Панич, как заяц, вскочил из-за стола и, не надевая одежды, дёрнул, как ветер, из хаты.
– Пустите меня! пустите! – кричал, мечась из стороны в сторону, Яков. – Я хоть вдогонку отделаю того бахура!
Когда он вырвался из-под женщин и выбежал на середину двора – от панича уже и след простыл; слышалось только глухое топотание безумного бега по широкому майдану.
– Тю! тю! – кричал Яков, выскочив за двор. За ним бросилась Настя.
– Яков! Что это с тобой случилось? опомнись! приди в себя.
– Я и так при себе. Ты лучше скажи, при чём она?.. Она при чём? Я её научу, как уважать брата; как заводить пиры с бахурами… как с ними прилюдно обниматься, целоваться! Бесстыдница! срамница! – и он снова побежал во двор.

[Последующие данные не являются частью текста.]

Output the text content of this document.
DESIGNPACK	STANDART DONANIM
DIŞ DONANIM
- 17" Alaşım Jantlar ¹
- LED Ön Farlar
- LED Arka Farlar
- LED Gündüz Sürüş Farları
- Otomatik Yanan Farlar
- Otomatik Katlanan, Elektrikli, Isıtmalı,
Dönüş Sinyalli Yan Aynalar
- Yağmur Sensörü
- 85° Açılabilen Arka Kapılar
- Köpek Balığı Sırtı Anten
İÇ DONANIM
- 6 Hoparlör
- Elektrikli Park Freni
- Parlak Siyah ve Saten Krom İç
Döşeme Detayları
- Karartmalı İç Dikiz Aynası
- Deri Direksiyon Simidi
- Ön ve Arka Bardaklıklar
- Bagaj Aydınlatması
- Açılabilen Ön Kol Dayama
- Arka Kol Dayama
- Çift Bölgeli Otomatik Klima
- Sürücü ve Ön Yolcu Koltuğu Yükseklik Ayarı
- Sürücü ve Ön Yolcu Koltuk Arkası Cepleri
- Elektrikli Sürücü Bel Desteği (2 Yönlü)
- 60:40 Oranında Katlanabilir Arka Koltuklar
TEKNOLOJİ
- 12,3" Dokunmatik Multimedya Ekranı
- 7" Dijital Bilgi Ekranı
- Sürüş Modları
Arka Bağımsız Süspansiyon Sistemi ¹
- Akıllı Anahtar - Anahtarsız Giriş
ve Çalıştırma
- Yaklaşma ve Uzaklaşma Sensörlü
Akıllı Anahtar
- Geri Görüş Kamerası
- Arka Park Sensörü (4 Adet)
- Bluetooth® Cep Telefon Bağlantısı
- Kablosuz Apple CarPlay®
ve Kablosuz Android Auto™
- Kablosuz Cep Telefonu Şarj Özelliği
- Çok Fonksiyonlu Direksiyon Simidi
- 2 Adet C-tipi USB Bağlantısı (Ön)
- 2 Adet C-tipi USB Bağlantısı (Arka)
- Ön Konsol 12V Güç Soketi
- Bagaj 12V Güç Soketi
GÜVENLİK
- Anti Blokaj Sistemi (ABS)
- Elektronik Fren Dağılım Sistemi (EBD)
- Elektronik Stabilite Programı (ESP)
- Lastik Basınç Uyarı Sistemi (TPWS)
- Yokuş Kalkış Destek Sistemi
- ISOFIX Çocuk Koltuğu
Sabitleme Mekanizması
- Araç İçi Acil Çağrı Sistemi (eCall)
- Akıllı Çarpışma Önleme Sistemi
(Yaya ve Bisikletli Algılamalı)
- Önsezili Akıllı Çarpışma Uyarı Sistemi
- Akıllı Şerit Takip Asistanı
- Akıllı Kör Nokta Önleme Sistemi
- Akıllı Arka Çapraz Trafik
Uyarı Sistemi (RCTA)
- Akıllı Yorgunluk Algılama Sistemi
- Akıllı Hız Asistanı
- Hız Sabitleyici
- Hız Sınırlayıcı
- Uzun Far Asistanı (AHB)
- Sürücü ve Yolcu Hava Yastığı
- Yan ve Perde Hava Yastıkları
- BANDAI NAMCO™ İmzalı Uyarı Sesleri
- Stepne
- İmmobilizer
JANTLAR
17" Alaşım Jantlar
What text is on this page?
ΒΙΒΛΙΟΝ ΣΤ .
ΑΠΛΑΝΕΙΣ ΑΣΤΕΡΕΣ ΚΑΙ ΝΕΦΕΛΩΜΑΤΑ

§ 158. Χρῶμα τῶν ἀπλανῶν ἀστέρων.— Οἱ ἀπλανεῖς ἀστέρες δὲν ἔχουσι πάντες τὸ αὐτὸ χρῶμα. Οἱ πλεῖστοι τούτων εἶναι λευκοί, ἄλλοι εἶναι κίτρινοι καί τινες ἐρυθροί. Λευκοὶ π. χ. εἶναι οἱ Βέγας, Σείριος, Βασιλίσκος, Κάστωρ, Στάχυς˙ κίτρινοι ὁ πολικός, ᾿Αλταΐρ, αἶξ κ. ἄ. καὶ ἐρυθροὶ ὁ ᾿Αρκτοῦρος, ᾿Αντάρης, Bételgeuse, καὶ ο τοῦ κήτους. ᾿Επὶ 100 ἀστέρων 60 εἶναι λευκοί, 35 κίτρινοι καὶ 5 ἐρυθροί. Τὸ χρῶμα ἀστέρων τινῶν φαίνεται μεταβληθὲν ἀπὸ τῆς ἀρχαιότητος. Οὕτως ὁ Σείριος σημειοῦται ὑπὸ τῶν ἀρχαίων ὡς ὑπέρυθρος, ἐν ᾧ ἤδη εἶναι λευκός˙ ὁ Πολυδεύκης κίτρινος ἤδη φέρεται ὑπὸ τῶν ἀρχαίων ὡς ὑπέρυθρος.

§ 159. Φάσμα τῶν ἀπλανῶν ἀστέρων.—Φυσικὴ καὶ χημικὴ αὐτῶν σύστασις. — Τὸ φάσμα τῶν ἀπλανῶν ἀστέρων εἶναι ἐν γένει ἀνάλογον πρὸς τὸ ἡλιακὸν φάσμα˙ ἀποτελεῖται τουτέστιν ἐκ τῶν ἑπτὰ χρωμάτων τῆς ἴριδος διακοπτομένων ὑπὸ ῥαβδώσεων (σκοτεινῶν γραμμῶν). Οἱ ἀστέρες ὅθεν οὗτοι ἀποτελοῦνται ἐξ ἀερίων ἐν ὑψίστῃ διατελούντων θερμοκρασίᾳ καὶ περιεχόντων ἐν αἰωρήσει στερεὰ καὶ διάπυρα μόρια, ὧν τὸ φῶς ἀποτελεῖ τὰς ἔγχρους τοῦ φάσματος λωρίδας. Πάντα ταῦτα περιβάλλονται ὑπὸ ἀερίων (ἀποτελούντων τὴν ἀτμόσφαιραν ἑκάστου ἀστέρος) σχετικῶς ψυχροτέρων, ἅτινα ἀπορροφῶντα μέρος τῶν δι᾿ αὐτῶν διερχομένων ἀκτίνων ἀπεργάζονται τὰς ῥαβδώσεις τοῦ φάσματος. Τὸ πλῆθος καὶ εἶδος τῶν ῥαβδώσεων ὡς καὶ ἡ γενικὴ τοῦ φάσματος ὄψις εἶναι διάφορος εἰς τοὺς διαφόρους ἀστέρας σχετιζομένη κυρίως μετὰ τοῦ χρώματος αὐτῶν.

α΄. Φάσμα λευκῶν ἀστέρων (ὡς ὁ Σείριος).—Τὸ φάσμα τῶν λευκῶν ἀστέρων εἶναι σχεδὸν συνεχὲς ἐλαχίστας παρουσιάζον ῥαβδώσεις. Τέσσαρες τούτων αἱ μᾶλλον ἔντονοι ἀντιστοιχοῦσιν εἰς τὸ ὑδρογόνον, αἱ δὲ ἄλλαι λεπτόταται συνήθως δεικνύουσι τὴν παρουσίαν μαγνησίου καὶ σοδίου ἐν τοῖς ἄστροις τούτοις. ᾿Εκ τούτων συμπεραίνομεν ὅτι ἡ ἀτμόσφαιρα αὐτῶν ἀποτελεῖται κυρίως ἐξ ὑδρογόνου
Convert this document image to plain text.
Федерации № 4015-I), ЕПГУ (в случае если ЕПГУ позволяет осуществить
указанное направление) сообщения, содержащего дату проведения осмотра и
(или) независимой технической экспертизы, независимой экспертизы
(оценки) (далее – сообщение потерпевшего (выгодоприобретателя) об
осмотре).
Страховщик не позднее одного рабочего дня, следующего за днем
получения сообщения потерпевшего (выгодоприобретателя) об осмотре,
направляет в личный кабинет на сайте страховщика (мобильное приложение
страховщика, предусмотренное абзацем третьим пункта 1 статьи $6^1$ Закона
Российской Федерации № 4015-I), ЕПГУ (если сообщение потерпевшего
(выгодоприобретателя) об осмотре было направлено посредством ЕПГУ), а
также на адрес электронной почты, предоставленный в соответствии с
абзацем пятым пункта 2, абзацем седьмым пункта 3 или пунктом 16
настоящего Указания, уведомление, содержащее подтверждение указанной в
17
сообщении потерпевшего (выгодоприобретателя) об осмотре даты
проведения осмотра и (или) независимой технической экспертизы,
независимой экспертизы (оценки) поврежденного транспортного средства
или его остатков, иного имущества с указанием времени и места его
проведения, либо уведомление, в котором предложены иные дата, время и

Там уже никого не было; разве что под тыном пьяная женщина дрожала, крестясь и отмаливаясь от злой напасти… Яков кинулся к хате. Двери задвинуты, огонь потушен. Он подёргал немного – из хаты никто не откликался.
– Молчите? Затаились? Уснули, говорите? Я вас усыплю! Целую ночь кругом хаты буду сторожить ваш сон, чтоб бахуры, гляди, не украли!
Он ещё долго ходил кругом хаты, стучал в окна, бранился, пока его горячая голова немного не остыла и здравая мысль не остановила вспыхнувшее сердце. В том помогала и Настя; она повсюду швендяла за Яковом и своим тихим голосом уговаривала его идти спать.
– Иди сама! – огрызался Яков.
– Не пойду я без тебя.
– Настя! – уже просил он.
– Не пойду. Подумай только: ты ничего не сделаешь, а про тебя скажут, что хотел поджечь.
Яков послушался и пошёл за Настей. Всю дорогу он всё вычитывал Параскины провины и, улёгшись спать, не забывал их и бормотал на всю хату.
– Мало таких вешать – мучить надо! – бранился он.
На другой день Яков рано встал; голова его горела, лицо и глаза жгло, тело, будто побитое, болело. Он вышел во двор пройтись, увидел невесткину хату и вспомнил всё вчерашнее… Сердце его заныло-завяло: страх не страх, а какая-то боязнь охватила его. Что бы он дал, чтобы того вчерашнего не было, чтобы это был сон, сонное видение?.. Он сердился на самого себя и ходил по двору, еле ноги волоча.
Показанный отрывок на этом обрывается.